Bogey. Portrait by E. Smyth. That's not bad going - getting Bogey and Bacall into a review of Silkwood, and we're only two paragraphs in....
Yeah, Silkwood. Where was I? I hadn’t realized Cher was in it at all, let alone the fact that she was nominated for Oscars and BAFTAs and stuff, and actually won a Golden Globe for her performance. I thought her first major film role was Mask, which was a gobsmacking movie. I was going through my biker phase at the time, so any movie about bikers was pretty well guaranteed to get my attention, and I really liked the portrayal of bikers as human beings, not just stereotypical bad guys. I didn’t think she was that good in this, though. She was OK, but I wouldn’t have marked this as one of the great performances of 1983. Not that 1983 was a vintage year, or anything, but this really wasn’t anything to get excited about.
Kurt Russell plays Kurt Russell, as always
I’m finding it really hard to stick to the subject here, just like I found it hard to stick to the movie. I kept on going out and making coffee or finding a biscuit, or suddenly remembering that I had to make a phone call. Frankly, the movie just didn’t grab me. It was slow, and I wanted it to be far more like The Insider. Now that was a punchy movie. Silkwood just left me feeling like I didn’t really care. We’re talking true stories about plutonium here, folks, and I’m not caring that big companies are screwing around with it? That can’t be right. The whole sub-plot about Karen’s relationship with her boyfriend was tedious, and the film was far more focused on her attempts to organize a union than on the fact that the safety procedures were slipshod and frequently bypassed. Let’s face it, Karen Silkwood wasn’t exactly Jimmy Hoffa or Arthur Scargill when it comes to exciting, larger than life personalities in the union world. (Ah, bring on The Comic Strip presents… The Strike! That was a lot of fun.)

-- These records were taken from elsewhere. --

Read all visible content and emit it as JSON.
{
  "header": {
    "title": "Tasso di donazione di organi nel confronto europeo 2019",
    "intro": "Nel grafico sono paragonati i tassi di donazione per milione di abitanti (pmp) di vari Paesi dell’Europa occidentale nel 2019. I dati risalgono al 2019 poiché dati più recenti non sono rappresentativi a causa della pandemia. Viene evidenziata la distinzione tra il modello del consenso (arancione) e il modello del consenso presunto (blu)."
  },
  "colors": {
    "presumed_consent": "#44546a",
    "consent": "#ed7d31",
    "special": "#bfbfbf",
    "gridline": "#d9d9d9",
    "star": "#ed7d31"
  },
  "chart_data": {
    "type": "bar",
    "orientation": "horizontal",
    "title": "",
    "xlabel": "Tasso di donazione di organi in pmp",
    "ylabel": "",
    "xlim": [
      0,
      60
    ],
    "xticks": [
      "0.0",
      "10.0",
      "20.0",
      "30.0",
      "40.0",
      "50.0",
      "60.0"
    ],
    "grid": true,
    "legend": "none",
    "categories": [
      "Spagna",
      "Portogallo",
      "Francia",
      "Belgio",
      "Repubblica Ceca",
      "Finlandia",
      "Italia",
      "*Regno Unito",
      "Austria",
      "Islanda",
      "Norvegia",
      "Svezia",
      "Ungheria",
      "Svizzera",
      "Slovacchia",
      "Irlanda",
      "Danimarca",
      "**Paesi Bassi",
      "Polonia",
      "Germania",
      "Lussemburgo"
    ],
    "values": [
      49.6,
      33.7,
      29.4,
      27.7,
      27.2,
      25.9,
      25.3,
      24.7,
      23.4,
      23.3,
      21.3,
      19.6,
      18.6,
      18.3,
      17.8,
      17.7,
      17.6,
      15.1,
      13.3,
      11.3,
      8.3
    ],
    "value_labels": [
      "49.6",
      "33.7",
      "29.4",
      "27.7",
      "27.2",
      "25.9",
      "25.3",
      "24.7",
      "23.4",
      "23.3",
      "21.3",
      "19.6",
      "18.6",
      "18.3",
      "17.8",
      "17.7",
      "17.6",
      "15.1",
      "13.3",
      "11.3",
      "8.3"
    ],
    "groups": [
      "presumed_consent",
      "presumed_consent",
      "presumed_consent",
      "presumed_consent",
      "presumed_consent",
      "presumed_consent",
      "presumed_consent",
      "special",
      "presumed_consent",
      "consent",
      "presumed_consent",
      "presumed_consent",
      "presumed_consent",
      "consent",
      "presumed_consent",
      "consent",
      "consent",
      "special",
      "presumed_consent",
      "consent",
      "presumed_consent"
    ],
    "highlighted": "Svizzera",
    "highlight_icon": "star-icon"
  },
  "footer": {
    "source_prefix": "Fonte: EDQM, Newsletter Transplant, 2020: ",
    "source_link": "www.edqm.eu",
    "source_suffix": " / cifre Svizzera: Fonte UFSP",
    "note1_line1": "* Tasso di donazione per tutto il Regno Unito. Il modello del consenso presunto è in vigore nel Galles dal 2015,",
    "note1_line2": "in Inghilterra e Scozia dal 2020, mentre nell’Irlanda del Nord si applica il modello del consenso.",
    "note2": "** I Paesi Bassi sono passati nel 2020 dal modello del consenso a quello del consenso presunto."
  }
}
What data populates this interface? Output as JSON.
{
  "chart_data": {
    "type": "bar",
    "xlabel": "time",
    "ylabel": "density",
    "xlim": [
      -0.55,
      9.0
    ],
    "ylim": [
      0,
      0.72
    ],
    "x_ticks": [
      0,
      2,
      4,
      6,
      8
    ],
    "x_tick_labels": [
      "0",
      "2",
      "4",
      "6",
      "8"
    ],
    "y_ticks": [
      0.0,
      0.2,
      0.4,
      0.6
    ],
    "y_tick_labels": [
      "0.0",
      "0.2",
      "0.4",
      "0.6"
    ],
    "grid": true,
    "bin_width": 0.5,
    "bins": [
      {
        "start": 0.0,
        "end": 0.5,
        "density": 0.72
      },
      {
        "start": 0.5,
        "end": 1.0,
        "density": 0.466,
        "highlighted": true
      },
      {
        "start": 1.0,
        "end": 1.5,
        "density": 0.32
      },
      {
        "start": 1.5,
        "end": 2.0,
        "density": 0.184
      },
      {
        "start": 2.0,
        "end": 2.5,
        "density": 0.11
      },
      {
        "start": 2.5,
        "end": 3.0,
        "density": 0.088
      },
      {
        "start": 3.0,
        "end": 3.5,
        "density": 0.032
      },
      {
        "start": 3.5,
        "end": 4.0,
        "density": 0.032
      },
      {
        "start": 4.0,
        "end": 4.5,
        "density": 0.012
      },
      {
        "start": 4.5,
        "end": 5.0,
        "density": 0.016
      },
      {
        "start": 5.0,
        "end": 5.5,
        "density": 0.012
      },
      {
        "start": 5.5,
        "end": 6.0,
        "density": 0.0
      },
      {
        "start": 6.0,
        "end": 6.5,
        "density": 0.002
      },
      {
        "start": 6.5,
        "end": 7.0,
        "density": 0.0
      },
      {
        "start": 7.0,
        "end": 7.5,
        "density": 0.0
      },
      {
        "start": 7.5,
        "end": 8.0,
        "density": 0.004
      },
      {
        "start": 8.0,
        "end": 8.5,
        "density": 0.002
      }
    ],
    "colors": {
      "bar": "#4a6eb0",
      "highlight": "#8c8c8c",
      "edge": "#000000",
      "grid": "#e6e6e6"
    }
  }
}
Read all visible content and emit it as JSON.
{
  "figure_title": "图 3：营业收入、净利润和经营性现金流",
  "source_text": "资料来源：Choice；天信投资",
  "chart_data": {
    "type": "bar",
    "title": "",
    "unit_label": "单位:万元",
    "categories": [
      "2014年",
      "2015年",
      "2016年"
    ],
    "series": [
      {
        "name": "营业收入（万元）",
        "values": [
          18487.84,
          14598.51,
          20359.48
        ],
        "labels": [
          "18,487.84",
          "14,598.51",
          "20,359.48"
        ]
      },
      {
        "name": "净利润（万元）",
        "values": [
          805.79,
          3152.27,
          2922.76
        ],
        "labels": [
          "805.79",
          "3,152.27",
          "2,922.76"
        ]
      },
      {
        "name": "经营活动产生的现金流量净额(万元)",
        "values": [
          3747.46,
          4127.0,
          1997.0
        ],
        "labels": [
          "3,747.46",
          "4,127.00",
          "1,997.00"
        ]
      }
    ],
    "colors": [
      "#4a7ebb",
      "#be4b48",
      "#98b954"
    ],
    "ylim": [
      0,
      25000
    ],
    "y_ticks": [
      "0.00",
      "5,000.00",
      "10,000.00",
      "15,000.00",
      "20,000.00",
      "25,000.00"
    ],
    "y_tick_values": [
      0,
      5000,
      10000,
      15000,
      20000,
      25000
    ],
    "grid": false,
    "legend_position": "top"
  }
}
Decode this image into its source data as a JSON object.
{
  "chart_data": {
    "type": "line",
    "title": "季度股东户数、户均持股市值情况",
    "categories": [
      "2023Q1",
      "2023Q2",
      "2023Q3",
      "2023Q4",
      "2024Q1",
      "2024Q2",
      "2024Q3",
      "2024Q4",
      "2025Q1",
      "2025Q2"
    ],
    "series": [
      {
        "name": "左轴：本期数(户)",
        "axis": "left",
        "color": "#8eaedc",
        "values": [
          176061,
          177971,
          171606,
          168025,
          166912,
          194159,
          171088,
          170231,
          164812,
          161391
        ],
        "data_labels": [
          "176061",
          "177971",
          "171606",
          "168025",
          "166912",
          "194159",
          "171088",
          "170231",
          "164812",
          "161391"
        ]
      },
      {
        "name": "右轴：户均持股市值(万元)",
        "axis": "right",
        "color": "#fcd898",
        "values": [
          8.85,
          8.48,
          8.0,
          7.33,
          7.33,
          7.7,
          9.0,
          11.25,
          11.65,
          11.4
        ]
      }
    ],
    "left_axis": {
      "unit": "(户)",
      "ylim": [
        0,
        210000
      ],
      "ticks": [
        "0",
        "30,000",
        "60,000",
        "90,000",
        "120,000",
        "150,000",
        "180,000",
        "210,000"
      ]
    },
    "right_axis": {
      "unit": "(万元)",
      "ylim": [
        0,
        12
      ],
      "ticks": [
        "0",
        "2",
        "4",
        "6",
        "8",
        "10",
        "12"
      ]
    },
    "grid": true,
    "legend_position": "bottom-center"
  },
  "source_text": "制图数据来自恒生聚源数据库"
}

And the end was just limp. She died, and nobody knows exactly why. Not the writers, and not the viewer. That could have made a great start to the movie, though. Throw in some mystery, some confusion, a bit of conspiracy, and then take us on a journey to show how we got here. Then everything would have dark, ambiguous overtones, and it would have been a very different movie.
I reckon it was a successful film only because it dared to tackle the subject it did, and not because it’s actually a good film. Meryl Streep was actually pretty good, though. But not good enough to make me re-watch Kramer vs Kramer or Out of Africa.